Now add the bias term b. The full pre-activation value is: z = w1*x1 + w2*x2 + w3*x3 + b If b = -1.0, then z = 2.8 + (-1.0) = 1.8. The bias shifts the entire output up or down, independently of the inputs. Without a bias, the neuron's output is always zero when all inputs are zero (z = 0 no matter the weights). The bias lets the neuron fire (produce a large output) even when the inputs are zero, or stay silent even when inputs are nonzero. It gives the neuron a tunable baseline. In compact vector notation, if x = [x1, x2, x3]^T and w = [w1, w2, w3]^T, then: z = w^T x + b This is a dot product plus a scalar — the simplest possible linear function of the input.

From z to Activation: The Role of the Activation Function

The value z is called the pre-activation. It is a raw linear combination. By itself, a linear combination of linear combinations is still linear — no matter how many layers you stack, the whole network would collapse to a single linear function. This is why every neuron passes z through a nonlinear activation function sigma: a = sigma(z) The output a is called the neuron's activation. Common choices for sigma are ReLU, sigmoid, and tanh (covered in detail in Lesson 3). For now, imagine sigma is the ReLU function: sigma(z) = max(0, z). Then a = max(0, 1.8) = 1.8. To summarize the full neuron computation: 1. Compute weighted sum plus bias: z = w^T x + b 2. Apply activation: a = sigma(z) That is the entire forward computation of one neuron. The network is thousands or millions of these, chained together.
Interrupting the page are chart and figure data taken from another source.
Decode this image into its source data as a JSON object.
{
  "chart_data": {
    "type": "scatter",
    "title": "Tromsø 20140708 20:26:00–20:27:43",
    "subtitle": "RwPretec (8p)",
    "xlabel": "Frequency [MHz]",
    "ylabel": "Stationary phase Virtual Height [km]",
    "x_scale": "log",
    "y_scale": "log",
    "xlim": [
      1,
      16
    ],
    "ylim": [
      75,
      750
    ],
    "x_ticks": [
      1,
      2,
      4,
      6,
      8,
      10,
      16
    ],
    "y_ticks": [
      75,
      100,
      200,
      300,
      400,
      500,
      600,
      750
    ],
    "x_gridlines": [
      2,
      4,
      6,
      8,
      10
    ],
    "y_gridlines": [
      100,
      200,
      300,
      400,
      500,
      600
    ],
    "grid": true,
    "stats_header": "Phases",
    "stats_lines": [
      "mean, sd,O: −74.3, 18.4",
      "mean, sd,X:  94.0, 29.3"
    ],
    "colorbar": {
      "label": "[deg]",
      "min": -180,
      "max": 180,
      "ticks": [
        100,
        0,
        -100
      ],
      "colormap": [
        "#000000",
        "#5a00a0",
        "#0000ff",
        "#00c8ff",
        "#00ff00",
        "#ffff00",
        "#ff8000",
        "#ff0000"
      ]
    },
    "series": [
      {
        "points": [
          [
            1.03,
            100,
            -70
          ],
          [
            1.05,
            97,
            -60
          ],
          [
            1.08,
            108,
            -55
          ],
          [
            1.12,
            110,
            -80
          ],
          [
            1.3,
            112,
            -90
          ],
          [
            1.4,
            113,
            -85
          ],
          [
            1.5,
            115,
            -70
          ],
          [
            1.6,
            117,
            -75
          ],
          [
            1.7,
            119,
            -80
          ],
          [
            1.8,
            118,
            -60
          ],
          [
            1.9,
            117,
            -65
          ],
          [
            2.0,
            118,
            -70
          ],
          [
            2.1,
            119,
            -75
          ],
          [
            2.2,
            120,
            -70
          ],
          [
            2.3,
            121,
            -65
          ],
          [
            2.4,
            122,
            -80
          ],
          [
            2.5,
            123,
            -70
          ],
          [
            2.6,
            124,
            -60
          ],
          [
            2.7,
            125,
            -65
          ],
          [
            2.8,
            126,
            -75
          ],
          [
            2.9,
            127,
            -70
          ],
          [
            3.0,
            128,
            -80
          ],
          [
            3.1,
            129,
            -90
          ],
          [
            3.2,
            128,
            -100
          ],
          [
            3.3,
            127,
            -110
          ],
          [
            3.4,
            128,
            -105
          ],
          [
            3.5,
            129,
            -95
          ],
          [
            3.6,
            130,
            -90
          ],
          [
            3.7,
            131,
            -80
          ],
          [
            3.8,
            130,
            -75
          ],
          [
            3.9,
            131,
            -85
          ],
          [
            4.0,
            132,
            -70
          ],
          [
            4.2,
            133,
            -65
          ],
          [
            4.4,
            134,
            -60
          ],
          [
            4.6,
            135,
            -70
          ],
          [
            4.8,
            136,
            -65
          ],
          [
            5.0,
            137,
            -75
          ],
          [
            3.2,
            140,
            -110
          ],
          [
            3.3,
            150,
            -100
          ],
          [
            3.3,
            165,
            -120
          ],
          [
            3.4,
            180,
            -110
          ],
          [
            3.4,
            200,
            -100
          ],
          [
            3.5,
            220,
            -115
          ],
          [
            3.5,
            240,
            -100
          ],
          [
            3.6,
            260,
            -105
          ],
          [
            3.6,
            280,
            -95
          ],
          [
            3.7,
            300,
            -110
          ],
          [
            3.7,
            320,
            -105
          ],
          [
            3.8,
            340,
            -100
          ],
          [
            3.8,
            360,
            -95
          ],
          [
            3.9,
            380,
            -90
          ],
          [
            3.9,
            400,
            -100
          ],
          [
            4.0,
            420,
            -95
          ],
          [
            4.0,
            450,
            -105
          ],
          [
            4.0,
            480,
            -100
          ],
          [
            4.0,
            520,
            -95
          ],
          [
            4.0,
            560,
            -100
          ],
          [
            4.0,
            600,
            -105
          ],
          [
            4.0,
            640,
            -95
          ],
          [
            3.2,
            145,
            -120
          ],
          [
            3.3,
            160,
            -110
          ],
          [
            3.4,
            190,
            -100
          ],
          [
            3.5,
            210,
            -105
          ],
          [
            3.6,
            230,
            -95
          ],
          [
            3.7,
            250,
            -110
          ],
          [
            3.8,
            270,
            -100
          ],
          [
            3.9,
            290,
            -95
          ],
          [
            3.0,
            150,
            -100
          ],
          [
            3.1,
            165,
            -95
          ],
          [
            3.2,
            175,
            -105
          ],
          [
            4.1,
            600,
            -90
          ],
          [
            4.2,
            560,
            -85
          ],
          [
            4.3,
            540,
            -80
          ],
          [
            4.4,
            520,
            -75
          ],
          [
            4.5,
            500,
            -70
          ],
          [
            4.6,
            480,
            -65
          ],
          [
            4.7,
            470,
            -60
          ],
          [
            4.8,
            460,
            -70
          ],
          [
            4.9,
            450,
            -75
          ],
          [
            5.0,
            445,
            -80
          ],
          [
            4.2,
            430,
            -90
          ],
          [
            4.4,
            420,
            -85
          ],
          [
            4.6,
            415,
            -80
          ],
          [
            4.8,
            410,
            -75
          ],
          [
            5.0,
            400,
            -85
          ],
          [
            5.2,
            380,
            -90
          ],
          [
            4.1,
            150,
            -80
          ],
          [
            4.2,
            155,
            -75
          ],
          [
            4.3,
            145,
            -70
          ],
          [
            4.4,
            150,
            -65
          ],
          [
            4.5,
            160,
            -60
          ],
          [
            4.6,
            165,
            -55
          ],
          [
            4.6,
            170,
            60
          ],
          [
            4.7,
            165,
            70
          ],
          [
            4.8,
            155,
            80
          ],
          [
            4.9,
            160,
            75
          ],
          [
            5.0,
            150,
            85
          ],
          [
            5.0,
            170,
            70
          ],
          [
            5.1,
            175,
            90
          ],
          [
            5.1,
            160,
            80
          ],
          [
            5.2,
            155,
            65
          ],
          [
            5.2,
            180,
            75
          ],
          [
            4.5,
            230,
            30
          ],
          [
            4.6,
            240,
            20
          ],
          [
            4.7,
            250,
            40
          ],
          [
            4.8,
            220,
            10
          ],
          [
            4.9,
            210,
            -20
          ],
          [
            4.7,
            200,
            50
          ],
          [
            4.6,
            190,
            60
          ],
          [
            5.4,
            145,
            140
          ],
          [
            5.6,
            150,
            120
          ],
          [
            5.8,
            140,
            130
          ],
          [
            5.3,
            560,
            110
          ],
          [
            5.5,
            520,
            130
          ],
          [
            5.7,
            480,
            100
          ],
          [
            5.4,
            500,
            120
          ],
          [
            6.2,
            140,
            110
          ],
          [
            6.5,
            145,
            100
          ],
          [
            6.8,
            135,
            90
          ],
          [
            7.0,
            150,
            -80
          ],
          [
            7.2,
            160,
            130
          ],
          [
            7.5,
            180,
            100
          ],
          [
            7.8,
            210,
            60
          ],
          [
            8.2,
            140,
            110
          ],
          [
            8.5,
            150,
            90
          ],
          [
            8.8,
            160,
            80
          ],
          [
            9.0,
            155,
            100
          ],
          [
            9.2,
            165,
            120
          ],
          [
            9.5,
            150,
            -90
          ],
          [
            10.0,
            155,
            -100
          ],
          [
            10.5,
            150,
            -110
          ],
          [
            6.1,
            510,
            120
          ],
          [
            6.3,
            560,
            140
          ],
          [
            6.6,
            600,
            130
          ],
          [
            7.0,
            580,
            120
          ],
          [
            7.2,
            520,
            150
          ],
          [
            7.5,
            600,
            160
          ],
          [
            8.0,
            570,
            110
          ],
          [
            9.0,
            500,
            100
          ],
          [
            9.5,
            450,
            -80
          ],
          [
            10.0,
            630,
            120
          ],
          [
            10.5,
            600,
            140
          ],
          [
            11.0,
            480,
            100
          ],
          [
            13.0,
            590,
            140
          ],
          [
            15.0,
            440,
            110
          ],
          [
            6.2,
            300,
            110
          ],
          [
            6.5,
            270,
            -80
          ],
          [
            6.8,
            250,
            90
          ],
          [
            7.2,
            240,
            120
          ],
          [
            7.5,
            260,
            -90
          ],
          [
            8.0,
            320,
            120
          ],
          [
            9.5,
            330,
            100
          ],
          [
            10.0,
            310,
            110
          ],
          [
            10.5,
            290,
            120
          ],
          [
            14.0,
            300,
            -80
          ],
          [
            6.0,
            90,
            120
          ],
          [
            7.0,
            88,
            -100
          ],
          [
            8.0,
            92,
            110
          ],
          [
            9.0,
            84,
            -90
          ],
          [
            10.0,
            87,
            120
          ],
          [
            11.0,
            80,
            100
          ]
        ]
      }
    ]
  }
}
Match each term to its precise definition.

Terms

Weight (w_i)
Bias (b)
Pre-activation (z)
Activation (a)
Dot product (w^T x)

Definitions

Sum of element-wise products of two vectors; compact notation for the weighted sum
The raw weighted sum plus bias, before the activation function is applied
Learned scalar multiplying one input; controls that input's influence
Learned scalar added after the weighted sum; shifts the neuron's baseline activation
The neuron's output after z passes through the nonlinear activation function

Drag terms onto their definitions, or click a term then click a definition to match.

Without the Bias, the Model Is Constrained

If every neuron lacked a bias, every neuron's pre-activation would be zero when all inputs are zero. This forces the decision boundary to pass through the origin of the input space — a severe restriction. In practice, biases are always included precisely because they remove this constraint and allow the network to fit a much broader class of functions.

A neuron has inputs x = [1.0, 0.0, -2.0], weights w = [0.5, 3.0, -1.0], and bias b = 0.5. What is the pre-activation z?

Why would stacking many neurons without any activation function fail to gain expressive power?

Hand-Compute a Neuron

  1. Step 1: Write down a neuron with two inputs. Choose your own values: x1, x2, w1, w2, b. Make at least one weight negative.
  2. Step 2: Compute z = w1*x1 + w2*x2 + b by hand. Show every multiplication and addition.
  3. Step 3: Apply ReLU: a = max(0, z). What is the activation?
  4. Step 4: Now change the bias so that the activation changes from positive to zero (or zero to positive). How much did you have to change b?
  5. Step 5: Interpret: what does the bias adjustment tell you about what the bias controls?